Mercia Lampen, Digital Media Strategist, The MediaShop, says that online advertising fraud as a huge problem globally in the digital industry, with cybercriminals stealing millions per day from advertisers.
This issue was raised in 2004 by Google’s CFO, George Reyes as a major problem stating that fraud is the biggest threat to the internet economy. But what does the situation look like in South Africa?
Ad fraud is simply when a publisher, website, network, or influencer charges an advertiser for impressions, clicks, views, or leads that are not real. It can take many forms, including ad farms, pixel stuffing, botnets, ad stacking etc. All of these forms of ad fraud make advertisers pay for ads that are effectively worthless to them as they are never actually seen by a consumer.
Awareness about ad fraud in South Africa is growing and more clients are starting to take note, but it is still a big problem globally, where ad fraud is estimated to cost advertisers billions annually, but both publishers and agencies are starting to take more decisive steps.
The Interactive Advertising Bureau (IAB’s) focus is to create a ‘better internet’. They’ve developed Ads.txt to assist publishers in the fight against ad fraud, to receive the revenue owed to them and to increase market transparency. Ads.txt is an acronym for Authorised Digital Sellers. This piece of technology was introduced in an effort to eliminate the ability to profit from counterfeit or spoofed inventory in the open digital advertising ecosystem supply chain. Ads.txt allows publishers and content owners the ability to authorise and publicly declare who is allowed to sell their inventory.
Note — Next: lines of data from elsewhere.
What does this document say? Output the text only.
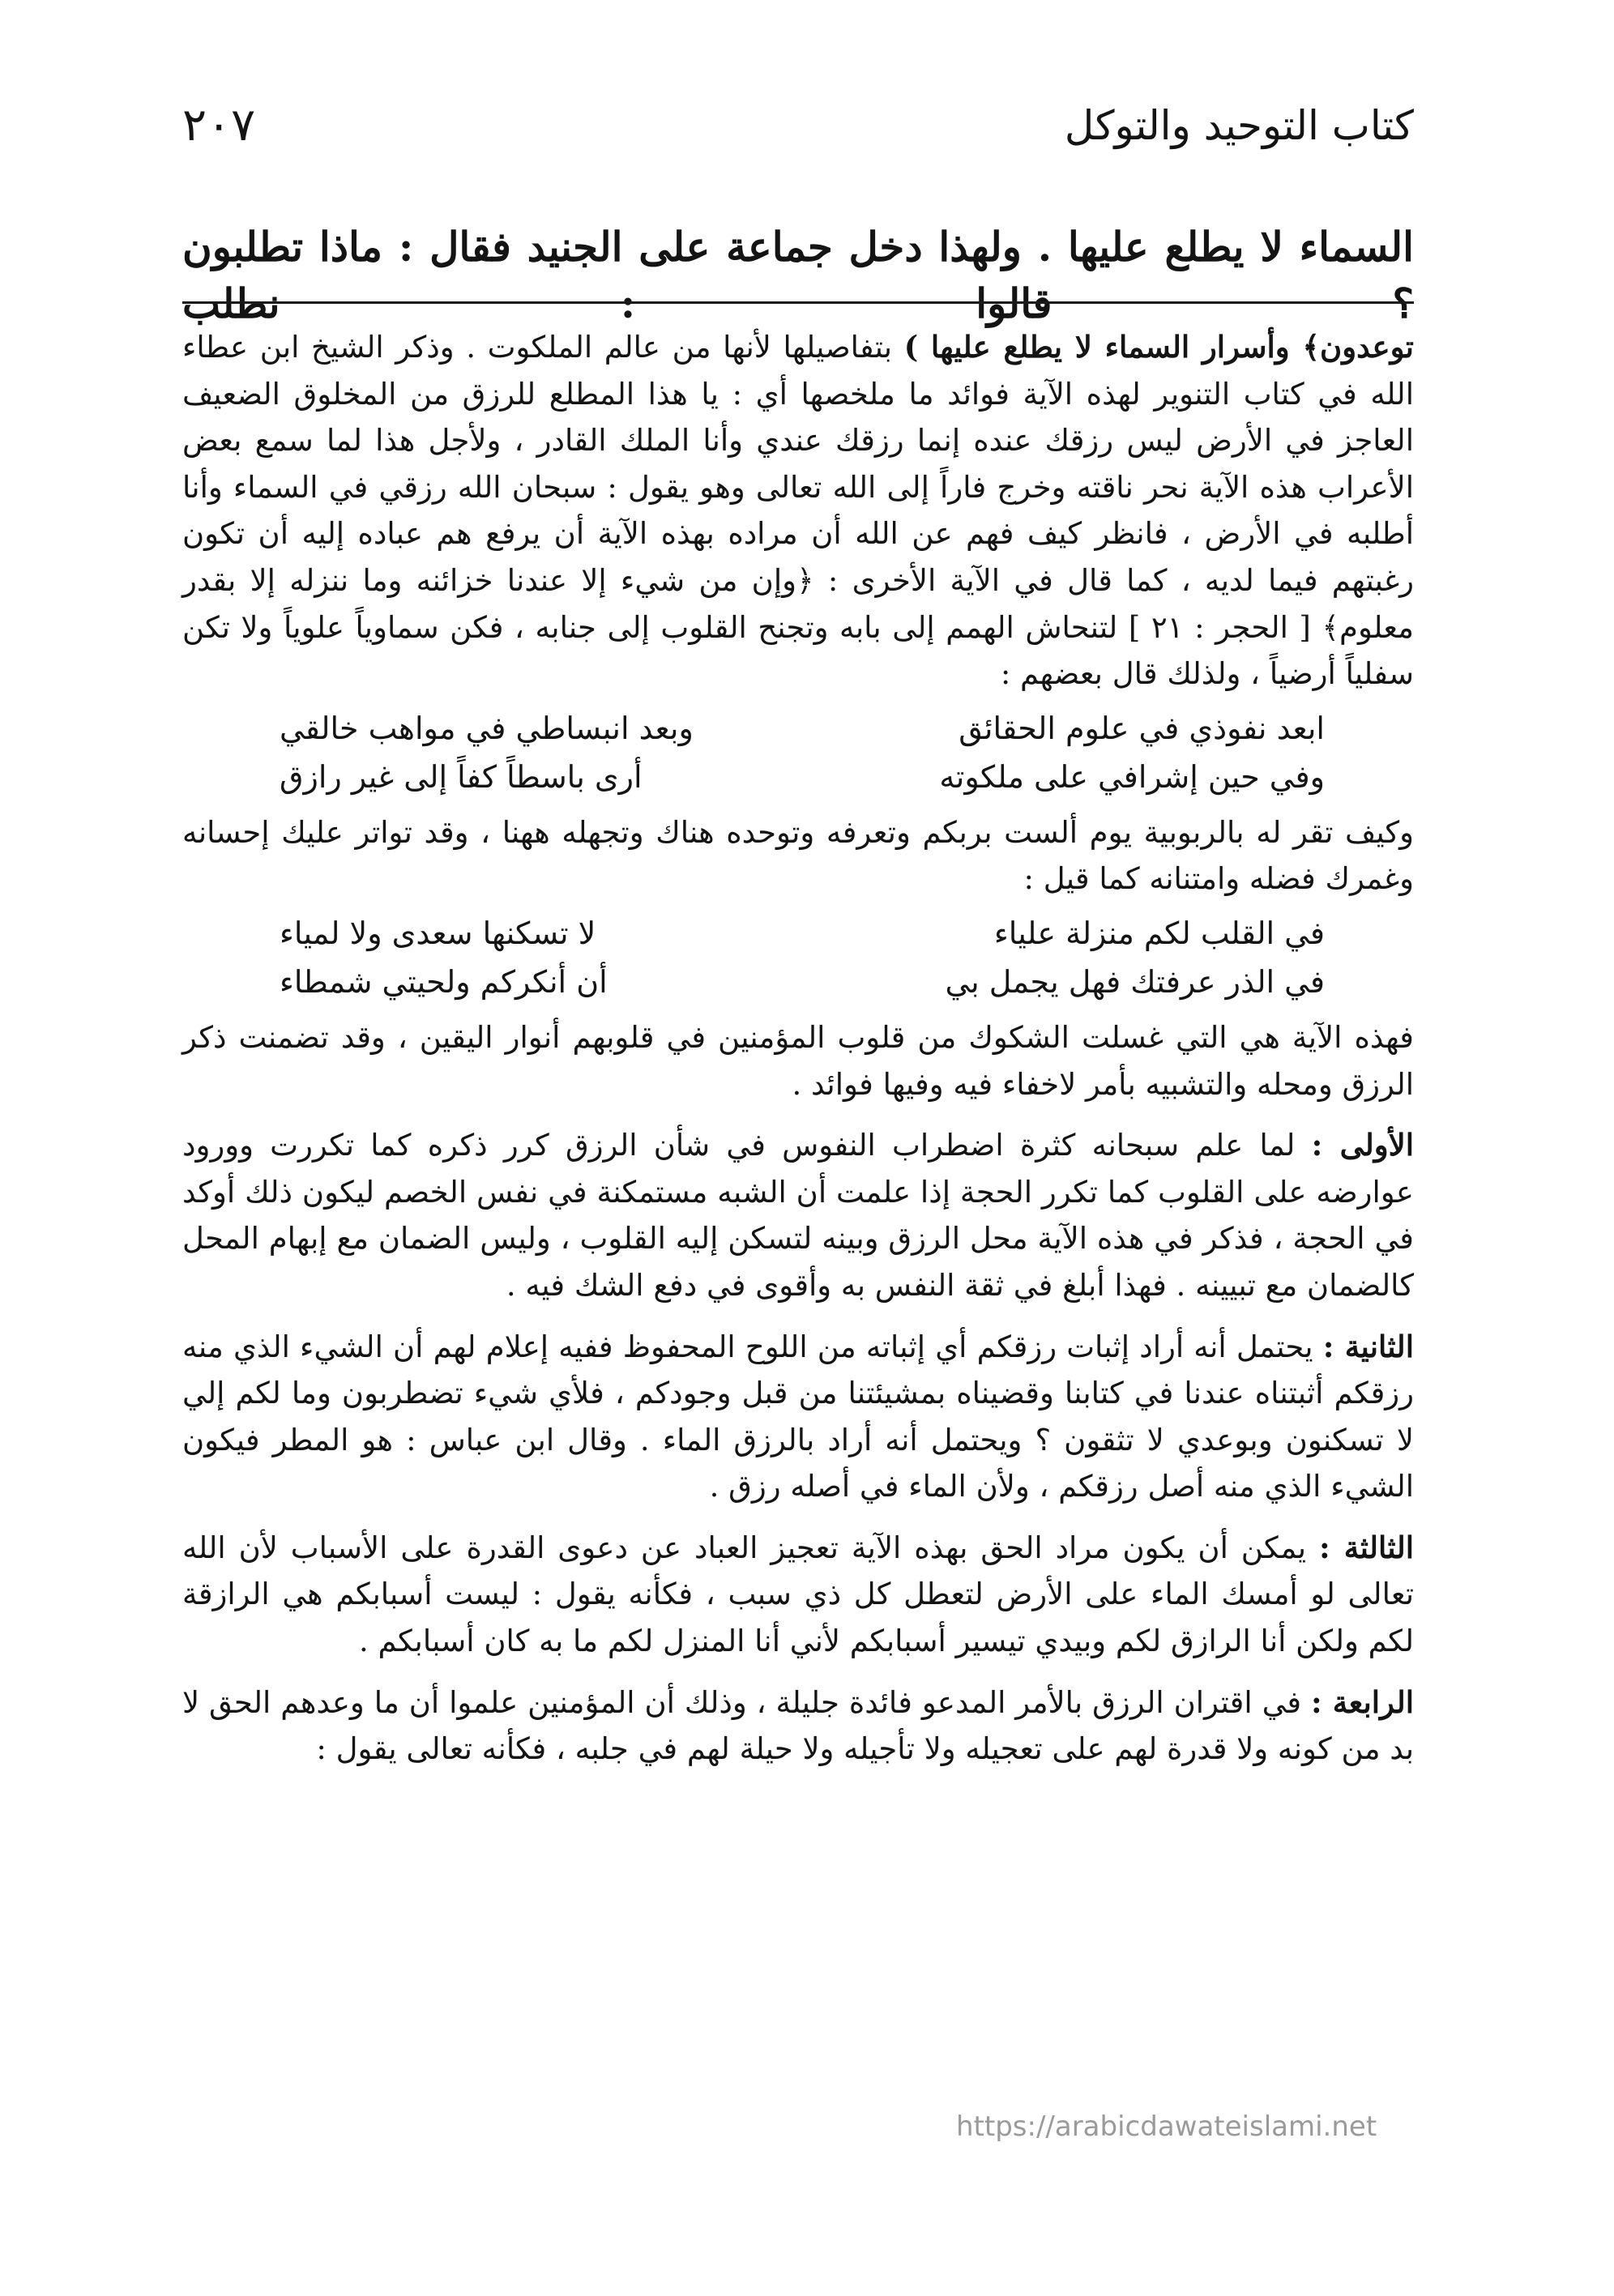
كتاب التوحيد والتوكل
٢٠٧
السماء لا يطلع عليها . ولهذا دخل جماعة على الجنيد فقال : ماذا تطلبون ؟ قالوا : نطلب

توعدون﴾ وأسرار السماء لا يطلع عليها ) بتفاصيلها لأنها من عالم الملكوت . وذكر الشيخ ابن عطاء الله في كتاب التنوير لهذه الآية فوائد ما ملخصها أي : يا هذا المطلع للرزق من المخلوق الضعيف العاجز في الأرض ليس رزقك عنده إنما رزقك عندي وأنا الملك القادر ، ولأجل هذا لما سمع بعض الأعراب هذه الآية نحر ناقته وخرج فاراً إلى الله تعالى وهو يقول : سبحان الله رزقي في السماء وأنا أطلبه في الأرض ، فانظر كيف فهم عن الله أن مراده بهذه الآية أن يرفع هم عباده إليه أن تكون رغبتهم فيما لديه ، كما قال في الآية الأخرى : ﴿وإن من شيء إلا عندنا خزائنه وما ننزله إلا بقدر معلوم﴾ [ الحجر : ٢١ ] لتنحاش الهمم إلى بابه وتجنح القلوب إلى جنابه ، فكن سماوياً علوياً ولا تكن سفلياً أرضياً ، ولذلك قال بعضهم :

ابعد نفوذي في علوم الحقائق
وبعد انبساطي في مواهب خالقي
وفي حين إشرافي على ملكوته
أرى باسطاً كفاً إلى غير رازق

وكيف تقر له بالربوبية يوم ألست بربكم وتعرفه وتوحده هناك وتجهله ههنا ، وقد تواتر عليك إحسانه وغمرك فضله وامتنانه كما قيل :

في القلب لكم منزلة علياء
لا تسكنها سعدى ولا لمياء
في الذر عرفتك فهل يجمل بي
أن أنكركم ولحيتي شمطاء

فهذه الآية هي التي غسلت الشكوك من قلوب المؤمنين في قلوبهم أنوار اليقين ، وقد تضمنت ذكر الرزق ومحله والتشبيه بأمر لاخفاء فيه وفيها فوائد .

الأولى : لما علم سبحانه كثرة اضطراب النفوس في شأن الرزق كرر ذكره كما تكررت وورود عوارضه على القلوب كما تكرر الحجة إذا علمت أن الشبه مستمكنة في نفس الخصم ليكون ذلك أوكد في الحجة ، فذكر في هذه الآية محل الرزق وبينه لتسكن إليه القلوب ، وليس الضمان مع إبهام المحل كالضمان مع تبيينه . فهذا أبلغ في ثقة النفس به وأقوى في دفع الشك فيه .

الثانية : يحتمل أنه أراد إثبات رزقكم أي إثباته من اللوح المحفوظ ففيه إعلام لهم أن الشيء الذي منه رزقكم أثبتناه عندنا في كتابنا وقضيناه بمشيئتنا من قبل وجودكم ، فلأي شيء تضطربون وما لكم إلي لا تسكنون وبوعدي لا تثقون ؟ ويحتمل أنه أراد بالرزق الماء . وقال ابن عباس : هو المطر فيكون الشيء الذي منه أصل رزقكم ، ولأن الماء في أصله رزق .

الثالثة : يمكن أن يكون مراد الحق بهذه الآية تعجيز العباد عن دعوى القدرة على الأسباب لأن الله تعالى لو أمسك الماء على الأرض لتعطل كل ذي سبب ، فكأنه يقول : ليست أسبابكم هي الرازقة لكم ولكن أنا الرازق لكم وبيدي تيسير أسبابكم لأني أنا المنزل لكم ما به كان أسبابكم .

الرابعة : في اقتران الرزق بالأمر المدعو فائدة جليلة ، وذلك أن المؤمنين علموا أن ما وعدهم الحق لا بد من كونه ولا قدرة لهم على تعجيله ولا تأجيله ولا حيلة لهم في جلبه ، فكأنه تعالى يقول :

https://arabicdawateislami.net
Agencies are partnering with global inventory sources, technologies, and third parties to tackle the problem head-on. Through the use of blacklists that ban sites, networks and publishers that are known to engage in ad fraud, to third-party verification technology that can identify, during the bidding process, whether a site is fraudulent (and if it is, ad impressions will be disqualified from appearing on that website), agencies are working hard to ensure that ad fraud is eliminated for their brands, before it happens.
Ad fraud should not be confused with brand safety, which is a different problem altogether. Brand safety is the process of ensuring that advertisers’ ads don’t appear next to any objectionable content that the brand would not want to be associated with.
This is also something that is gaining awareness amongst advertisers, and that agencies are taking very seriously. But the reality is that brand safety is not just a digital problem. There are plenty of examples and instances of print, TV, radio and OOH ads appearing next to content that would be deemed harmful to the brand.
Overall, as digital becomes a bigger and bigger part of clients’ media mixes, we will increasingly see more and more industry stakeholders addressing ad fraud, brand safety and viewability in their scope of work and client contracts. At the end of the day, it is important that clients are getting what they are paying for.